Following the financial collapse in Greece, many more Americans have become acutely aware of what (REALLY) big-government means for the future of this country. 

Yesterday on MSNBC’s “Morning Joe” New York Times writer Andrew Sorkin warned of Greek-style riots here at home if Washington doesn’t reign in the spending. (Of course, we’ve been having peaceful “riots” of a sort for a year now…called Tea Party protests. But, those people couldn’t possibly have serious concerns about the fiscal state of the nation.
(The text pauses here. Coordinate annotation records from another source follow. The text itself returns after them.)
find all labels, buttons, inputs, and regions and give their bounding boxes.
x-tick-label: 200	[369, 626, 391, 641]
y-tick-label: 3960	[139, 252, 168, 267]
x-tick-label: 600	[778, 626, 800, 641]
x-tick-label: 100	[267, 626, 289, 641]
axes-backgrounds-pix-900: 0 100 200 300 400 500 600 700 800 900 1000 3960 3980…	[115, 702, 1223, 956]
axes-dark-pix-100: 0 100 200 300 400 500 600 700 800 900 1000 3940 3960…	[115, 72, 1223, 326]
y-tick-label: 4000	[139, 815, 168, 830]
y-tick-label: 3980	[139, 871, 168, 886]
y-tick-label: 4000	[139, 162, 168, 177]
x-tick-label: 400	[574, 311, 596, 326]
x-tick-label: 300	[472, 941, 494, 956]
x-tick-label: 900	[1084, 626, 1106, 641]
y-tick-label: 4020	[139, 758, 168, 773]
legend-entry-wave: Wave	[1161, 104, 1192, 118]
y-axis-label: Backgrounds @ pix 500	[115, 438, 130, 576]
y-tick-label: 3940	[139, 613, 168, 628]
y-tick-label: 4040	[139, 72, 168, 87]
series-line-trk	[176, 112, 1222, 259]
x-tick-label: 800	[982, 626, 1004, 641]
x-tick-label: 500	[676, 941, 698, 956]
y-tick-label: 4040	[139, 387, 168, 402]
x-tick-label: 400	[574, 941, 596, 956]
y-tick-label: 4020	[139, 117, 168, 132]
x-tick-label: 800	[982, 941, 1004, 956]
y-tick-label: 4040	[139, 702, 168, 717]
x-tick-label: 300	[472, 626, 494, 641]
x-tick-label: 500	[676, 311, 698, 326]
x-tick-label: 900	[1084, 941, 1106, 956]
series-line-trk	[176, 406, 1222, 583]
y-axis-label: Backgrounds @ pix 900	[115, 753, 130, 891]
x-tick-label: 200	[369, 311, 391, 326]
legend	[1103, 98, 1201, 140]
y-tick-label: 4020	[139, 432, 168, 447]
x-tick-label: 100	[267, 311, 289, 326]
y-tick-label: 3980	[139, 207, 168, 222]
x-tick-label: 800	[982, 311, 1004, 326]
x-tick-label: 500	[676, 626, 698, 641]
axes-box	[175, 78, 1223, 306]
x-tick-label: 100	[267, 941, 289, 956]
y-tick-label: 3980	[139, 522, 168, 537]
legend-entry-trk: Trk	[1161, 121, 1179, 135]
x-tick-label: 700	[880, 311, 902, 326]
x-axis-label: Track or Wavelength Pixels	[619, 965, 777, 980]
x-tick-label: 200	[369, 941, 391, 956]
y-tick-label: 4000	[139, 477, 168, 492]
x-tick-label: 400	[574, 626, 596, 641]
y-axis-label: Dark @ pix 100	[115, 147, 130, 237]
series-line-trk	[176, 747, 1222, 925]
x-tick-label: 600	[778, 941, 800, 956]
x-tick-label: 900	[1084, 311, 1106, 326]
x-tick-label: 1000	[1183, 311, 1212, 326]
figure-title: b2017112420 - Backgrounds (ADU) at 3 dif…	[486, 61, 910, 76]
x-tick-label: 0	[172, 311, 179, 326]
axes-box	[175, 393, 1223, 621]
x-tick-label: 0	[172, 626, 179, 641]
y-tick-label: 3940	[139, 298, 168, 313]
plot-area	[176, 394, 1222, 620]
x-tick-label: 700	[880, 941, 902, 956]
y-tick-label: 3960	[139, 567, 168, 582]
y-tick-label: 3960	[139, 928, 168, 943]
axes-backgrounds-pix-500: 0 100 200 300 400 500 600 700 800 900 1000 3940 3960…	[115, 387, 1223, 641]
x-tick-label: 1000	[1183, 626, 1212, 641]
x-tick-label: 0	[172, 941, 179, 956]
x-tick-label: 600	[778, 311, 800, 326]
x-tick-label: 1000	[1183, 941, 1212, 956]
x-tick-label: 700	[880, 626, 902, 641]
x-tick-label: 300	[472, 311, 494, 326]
That’s why the mainstream media has simply dismissed Tea Party participants as yahoo, racist, wingnuts.)

…but I digress.

Perhaps lawmakers will perk up now that the Treasury Department has reported the United States posted an $82.69 billion deficit in April – “nearly four times the $20.91 billion shortfall registered in April 2009 and the largest on record for that month.”

Reuters explains:

It was more than twice the $40-billion deficit that Wall Street economists surveyed by Reuters had forecast and was striking since April marks the filing deadline for individual income taxes that are the main source of government revenue.

Department officials said that in prior years, there was a surplus during April in 43 out of the past 56 years.

The government has now posted 19 consecutive monthly budget deficits, the longest string of shortfalls on record.

For the first seven months of fiscal 2010, which ends September 30, the cumulative budget deficit totals $799.68 billion, down slightly from $802.3 billion in the comparable period of fiscal 2009.